The hostage-takers' leader, Ondo Perez, has stated demands that murder charges against his group must be dropped and members of a rival group disarmed within a week.

If not, he told AFP news agency, the hostages' lives would be at risk.

Government sources were more optimistic.

"They allowed these nine people to go home with me as a sign of goodwill," Ms Bajade told reporters by phone from a mountain trail near Prosperidad town in Agusan del Sur.

Philippine soldier in Maguindanao
Mindanao is awash with gangs of armed men, some officially backed

"I am confident we can get them all back to their families in a few days. What's more important is that we're talking and we're trying to resolve the problem peacefully," said Ms Bajade, a provincial social worker who heads of a team of negotiators.

"We sent food to the hostages early today and we were assured they will not be touched.
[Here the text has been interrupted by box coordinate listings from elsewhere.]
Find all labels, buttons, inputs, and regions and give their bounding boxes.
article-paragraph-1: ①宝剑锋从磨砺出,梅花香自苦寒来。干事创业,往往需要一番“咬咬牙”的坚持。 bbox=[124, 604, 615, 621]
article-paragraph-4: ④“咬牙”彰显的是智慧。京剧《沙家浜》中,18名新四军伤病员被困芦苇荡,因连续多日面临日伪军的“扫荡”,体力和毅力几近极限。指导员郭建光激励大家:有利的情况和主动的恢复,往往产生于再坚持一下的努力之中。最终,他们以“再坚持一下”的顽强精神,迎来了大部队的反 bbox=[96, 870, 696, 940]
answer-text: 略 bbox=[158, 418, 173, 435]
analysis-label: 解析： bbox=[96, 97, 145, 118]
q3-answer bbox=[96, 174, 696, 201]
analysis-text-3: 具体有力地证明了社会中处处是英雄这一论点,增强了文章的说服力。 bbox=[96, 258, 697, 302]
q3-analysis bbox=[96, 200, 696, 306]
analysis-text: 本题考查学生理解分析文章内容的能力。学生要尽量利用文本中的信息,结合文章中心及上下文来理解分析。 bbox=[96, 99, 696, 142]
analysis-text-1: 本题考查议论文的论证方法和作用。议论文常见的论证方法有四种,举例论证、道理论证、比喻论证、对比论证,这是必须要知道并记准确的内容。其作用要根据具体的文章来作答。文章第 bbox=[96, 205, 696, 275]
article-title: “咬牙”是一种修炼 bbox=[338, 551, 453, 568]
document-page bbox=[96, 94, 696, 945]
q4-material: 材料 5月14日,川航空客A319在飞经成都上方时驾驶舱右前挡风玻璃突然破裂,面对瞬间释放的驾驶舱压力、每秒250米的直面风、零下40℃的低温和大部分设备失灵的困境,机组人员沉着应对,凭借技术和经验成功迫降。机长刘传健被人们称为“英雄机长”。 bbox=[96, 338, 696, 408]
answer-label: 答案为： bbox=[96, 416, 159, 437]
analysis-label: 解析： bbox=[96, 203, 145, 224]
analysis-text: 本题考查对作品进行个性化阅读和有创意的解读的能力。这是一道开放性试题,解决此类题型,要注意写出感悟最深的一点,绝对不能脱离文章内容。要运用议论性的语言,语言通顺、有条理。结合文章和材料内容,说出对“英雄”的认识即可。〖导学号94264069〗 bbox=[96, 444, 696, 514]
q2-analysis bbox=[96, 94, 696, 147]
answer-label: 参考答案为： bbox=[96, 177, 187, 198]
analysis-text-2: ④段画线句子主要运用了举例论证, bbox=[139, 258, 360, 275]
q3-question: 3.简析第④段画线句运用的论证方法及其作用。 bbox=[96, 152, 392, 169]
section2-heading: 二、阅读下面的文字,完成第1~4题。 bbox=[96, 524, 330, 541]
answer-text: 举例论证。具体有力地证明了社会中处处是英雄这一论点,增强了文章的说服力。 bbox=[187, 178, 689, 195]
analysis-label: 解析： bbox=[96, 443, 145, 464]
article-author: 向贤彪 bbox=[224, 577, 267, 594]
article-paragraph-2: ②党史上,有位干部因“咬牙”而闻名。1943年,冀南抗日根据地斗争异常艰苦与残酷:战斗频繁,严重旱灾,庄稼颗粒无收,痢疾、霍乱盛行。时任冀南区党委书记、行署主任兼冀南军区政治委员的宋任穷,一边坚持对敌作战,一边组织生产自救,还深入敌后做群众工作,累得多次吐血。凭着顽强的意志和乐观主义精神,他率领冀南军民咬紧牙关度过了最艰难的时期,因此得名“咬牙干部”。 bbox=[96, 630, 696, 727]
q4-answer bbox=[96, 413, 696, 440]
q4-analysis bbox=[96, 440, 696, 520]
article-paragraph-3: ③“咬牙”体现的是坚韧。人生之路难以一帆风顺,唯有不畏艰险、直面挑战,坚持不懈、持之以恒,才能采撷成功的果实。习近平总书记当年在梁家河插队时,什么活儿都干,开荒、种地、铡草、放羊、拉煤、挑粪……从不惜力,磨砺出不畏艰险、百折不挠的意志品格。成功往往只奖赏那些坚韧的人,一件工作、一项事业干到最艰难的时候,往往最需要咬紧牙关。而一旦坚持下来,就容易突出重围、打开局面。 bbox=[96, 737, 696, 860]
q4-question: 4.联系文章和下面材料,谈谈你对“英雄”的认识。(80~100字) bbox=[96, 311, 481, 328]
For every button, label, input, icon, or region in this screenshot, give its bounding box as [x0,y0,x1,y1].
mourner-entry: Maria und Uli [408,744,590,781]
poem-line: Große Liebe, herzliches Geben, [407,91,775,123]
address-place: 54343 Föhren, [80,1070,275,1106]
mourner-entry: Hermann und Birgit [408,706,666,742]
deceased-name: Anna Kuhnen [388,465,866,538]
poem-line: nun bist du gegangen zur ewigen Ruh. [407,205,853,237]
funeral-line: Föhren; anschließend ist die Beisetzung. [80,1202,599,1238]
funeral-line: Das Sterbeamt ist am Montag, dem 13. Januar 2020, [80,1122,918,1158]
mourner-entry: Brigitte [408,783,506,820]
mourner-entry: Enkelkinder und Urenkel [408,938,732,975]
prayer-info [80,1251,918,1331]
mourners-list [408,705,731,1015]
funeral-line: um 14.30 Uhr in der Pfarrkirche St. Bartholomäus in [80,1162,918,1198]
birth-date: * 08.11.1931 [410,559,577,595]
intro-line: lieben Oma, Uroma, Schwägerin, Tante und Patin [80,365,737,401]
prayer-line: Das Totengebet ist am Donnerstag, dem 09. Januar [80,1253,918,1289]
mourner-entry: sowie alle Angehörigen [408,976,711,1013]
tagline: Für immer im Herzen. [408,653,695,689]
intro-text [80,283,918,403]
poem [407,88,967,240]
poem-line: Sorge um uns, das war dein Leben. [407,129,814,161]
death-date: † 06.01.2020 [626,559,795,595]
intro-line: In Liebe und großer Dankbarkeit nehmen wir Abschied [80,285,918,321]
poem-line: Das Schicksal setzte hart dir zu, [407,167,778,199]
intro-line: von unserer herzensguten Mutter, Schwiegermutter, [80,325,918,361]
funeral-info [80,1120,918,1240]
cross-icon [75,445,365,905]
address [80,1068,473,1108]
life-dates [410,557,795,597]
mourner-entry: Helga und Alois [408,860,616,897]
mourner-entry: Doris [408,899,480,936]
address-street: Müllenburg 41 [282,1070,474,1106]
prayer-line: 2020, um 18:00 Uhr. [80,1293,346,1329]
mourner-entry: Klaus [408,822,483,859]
We're optimistic we can resolve this problem by today."

Gun culture

The kidnappers belong to a gang of former government-armed militia on the island of Mindanao, police say.

The southern island of Mindanao is awash in weapons as the government has armed a number of civilian groups to help the military and police fight a number of insurgencies.

The hostage-taking took place in an area where communist rebels are known to operate, although it is not thought to be related to that four-decades long insurgency.

Nor are the abductions believed to be linked to a Muslim separatist rebellion elsewhere on Mindanao; one of the main insurgent groups is in peace talks with the government.

Martial law was imposed on other side of the island in Maguindanao province last weekend after the political massacre there that left 57 people dead.

There is often violence in the Philippines ahead of elections, and one is scheduled for next May, says the BBC's Alastair Leithead. But the scale and brutality of the deaths has come as a shock to the island nation.

He says the political and clan-based murders and kidnappings of the past few weeks have shown just how lawless parts of the Philippines really are.